We, the coalition, call upon the people of this country-especially our generation-to shoulder the responsibility of bringing an immediate end to this war. We strongly encourage the students of Columbia to walk out of classes in opposition to this war. We call on the faculty and administration to set aside business as usual, join our strike, and sign our petition, available at www.gopetition.com/online/11069.html.

Columbia, as a global University, has a responsibility to take a proactive stance against this illegal war. By investing in corporations crucial to the war effort, our University has aligned its financial future with America’s protracted occupation of Iraq.

We therefore call on the administration to divest from these corporations for the duration of the war to hasten the war’s end.

We unite on the upcoming anniversary to “rekindle the flame of protest that flared up all over the world on that date four years ago,” historian Howard Zinn noted in his support for a nationwide strike. Our protest and teach-in on Feb. 15 is only the beginning. We aim for this to be the rebirth of a strong and diverse antiwar movement on Columbia’s campus and on campuses around the world.

We will work to build support in our schools and our communities for resistance to the war. We will give voice to the majority of Americans who have expressed their strong opposition to the war. We will show the leaders in Congress that we, the people, are the true “deciders.”

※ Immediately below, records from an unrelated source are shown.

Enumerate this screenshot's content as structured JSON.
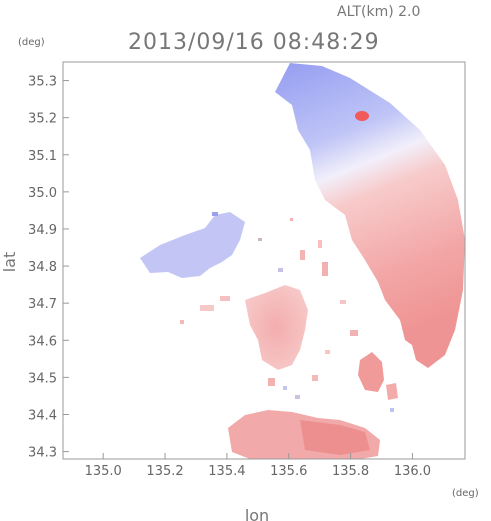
{
  "altitude_label": "ALT(km)  2.0",
  "timestamp": "2013/09/16 08:48:29",
  "y_unit": "(deg)",
  "x_unit": "(deg)",
  "x_axis_label": "lon",
  "y_axis_label": "lat",
  "x_ticks": [
    "135.0",
    "135.2",
    "135.4",
    "135.6",
    "135.8",
    "136.0"
  ],
  "y_ticks": [
    "35.3",
    "35.2",
    "35.1",
    "35.0",
    "34.9",
    "34.8",
    "34.7",
    "34.6",
    "34.5",
    "34.4",
    "34.3"
  ],
  "chart_data": {
    "type": "heatmap",
    "xlabel": "lon",
    "ylabel": "lat",
    "xlim": [
      134.87,
      136.17
    ],
    "ylim": [
      34.28,
      35.35
    ],
    "colors": {
      "approaching": "#8c96ee",
      "receding": "#ee8c8c",
      "neutral": "#ffffff"
    }
  }
}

If you are still uncertain about helping end the war, consider the eerily accurate words of Martin Luther King Jr. in his speech against the Vietnam War: “Even when pressed by the demands of inner truth, men do not easily assume the task of opposing their government’s policy, especially in time of war. Nor does the human spirit move without great difficulty against all the apathy of conformist thought within one’s own bosom and in the surrounding world. Moreover, when the issues at hand seem as perplexing as they often do in the case of this dreadful conflict, we are always on the verge of being mesmerized by uncertainty. But we must move on … move beyond the prophesying of smooth patriotism to the high grounds of a firm dissent based upon the mandates of conscience and the reading of history.”